Bu eflatun rüya son bulacak.
Aşk, yaşatacak bize bu acıyı biliyorum.

Şiirlere küsmeyeceğim ve de şarkılara.
Yazdıkça saçlarına dokunacağım.
Gözlerinden öpeceğim, her mısrada.
Uzaktan göreceğim belki, hiç dokunamadan.

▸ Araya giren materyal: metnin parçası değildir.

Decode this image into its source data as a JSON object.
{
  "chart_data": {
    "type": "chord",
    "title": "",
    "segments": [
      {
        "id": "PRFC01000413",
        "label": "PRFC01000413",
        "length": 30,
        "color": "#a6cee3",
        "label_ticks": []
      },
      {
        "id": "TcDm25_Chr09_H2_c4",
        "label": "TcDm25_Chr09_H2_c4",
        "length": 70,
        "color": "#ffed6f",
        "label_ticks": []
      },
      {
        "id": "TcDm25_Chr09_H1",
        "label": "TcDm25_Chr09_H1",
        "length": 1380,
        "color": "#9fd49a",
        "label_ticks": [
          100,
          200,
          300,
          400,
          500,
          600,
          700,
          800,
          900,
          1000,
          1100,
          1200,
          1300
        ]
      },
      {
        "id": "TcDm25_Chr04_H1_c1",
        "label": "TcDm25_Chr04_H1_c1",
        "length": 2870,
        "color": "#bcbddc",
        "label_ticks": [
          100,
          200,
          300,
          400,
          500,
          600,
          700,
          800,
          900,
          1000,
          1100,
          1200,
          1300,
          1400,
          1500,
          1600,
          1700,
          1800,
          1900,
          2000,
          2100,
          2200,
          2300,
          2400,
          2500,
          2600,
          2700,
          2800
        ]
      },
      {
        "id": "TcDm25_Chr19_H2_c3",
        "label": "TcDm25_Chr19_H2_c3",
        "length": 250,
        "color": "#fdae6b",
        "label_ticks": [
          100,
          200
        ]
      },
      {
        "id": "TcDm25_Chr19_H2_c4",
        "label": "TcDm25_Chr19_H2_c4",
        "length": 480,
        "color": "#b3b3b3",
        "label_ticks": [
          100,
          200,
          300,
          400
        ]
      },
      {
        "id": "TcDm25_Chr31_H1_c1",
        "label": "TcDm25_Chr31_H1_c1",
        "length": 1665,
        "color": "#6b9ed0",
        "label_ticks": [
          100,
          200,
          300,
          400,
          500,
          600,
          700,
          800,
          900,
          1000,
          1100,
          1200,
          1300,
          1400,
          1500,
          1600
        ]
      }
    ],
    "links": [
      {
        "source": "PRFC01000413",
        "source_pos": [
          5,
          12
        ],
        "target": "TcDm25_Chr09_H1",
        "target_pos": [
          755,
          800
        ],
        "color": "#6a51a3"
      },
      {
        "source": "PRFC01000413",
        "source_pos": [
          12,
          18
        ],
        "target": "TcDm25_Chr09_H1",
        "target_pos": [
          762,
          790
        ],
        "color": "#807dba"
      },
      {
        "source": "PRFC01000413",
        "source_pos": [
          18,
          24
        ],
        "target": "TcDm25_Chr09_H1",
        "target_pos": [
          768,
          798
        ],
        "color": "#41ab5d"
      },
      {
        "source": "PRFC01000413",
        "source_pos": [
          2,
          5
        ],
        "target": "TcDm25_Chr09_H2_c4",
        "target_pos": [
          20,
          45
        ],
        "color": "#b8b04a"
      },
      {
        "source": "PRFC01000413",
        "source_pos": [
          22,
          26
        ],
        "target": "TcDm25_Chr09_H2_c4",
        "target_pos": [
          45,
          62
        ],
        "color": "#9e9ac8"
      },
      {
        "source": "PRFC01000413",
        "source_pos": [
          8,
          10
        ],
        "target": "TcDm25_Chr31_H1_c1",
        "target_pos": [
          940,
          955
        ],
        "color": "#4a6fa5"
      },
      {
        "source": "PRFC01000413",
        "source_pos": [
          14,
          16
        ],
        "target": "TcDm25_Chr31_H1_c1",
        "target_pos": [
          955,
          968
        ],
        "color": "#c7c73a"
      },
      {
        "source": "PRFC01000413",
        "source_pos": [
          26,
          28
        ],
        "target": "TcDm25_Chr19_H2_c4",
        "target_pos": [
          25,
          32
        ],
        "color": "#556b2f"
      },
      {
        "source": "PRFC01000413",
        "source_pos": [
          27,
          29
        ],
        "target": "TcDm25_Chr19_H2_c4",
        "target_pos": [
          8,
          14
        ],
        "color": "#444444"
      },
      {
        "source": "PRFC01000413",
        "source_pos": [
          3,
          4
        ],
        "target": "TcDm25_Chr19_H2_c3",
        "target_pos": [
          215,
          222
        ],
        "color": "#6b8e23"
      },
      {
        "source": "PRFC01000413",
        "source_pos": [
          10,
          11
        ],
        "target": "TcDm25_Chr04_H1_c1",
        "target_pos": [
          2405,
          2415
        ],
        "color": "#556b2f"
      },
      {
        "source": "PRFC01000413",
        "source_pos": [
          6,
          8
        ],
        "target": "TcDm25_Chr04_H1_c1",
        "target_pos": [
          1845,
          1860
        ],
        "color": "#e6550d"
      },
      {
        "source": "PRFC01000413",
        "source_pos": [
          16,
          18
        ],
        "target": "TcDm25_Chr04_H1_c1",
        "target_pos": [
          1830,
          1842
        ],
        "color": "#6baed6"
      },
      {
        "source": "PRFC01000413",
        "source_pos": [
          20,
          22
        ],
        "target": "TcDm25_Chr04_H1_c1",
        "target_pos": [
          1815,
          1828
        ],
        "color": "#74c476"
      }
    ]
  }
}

Akşamı getiren gün batımında.
Bir rüzgarın duacısı olacağım,
Yeter ki saçlarının kokusunu getirsin bana.

Gamzene sarılacak hüzünlerim,
Dön diye yalvaracaklar, adım gibi biliyorum.
Bağrımda yanan bir özlem ki,
Nazım'ın memleketine hasretliği gibi.
Duyarsan sesimi, sana bakan gözlerimden.
Dön ne olur.
Hasretlik, bir aşkın evlat acısı gibi.
Gittiğin günden beri, her an ölüyorum.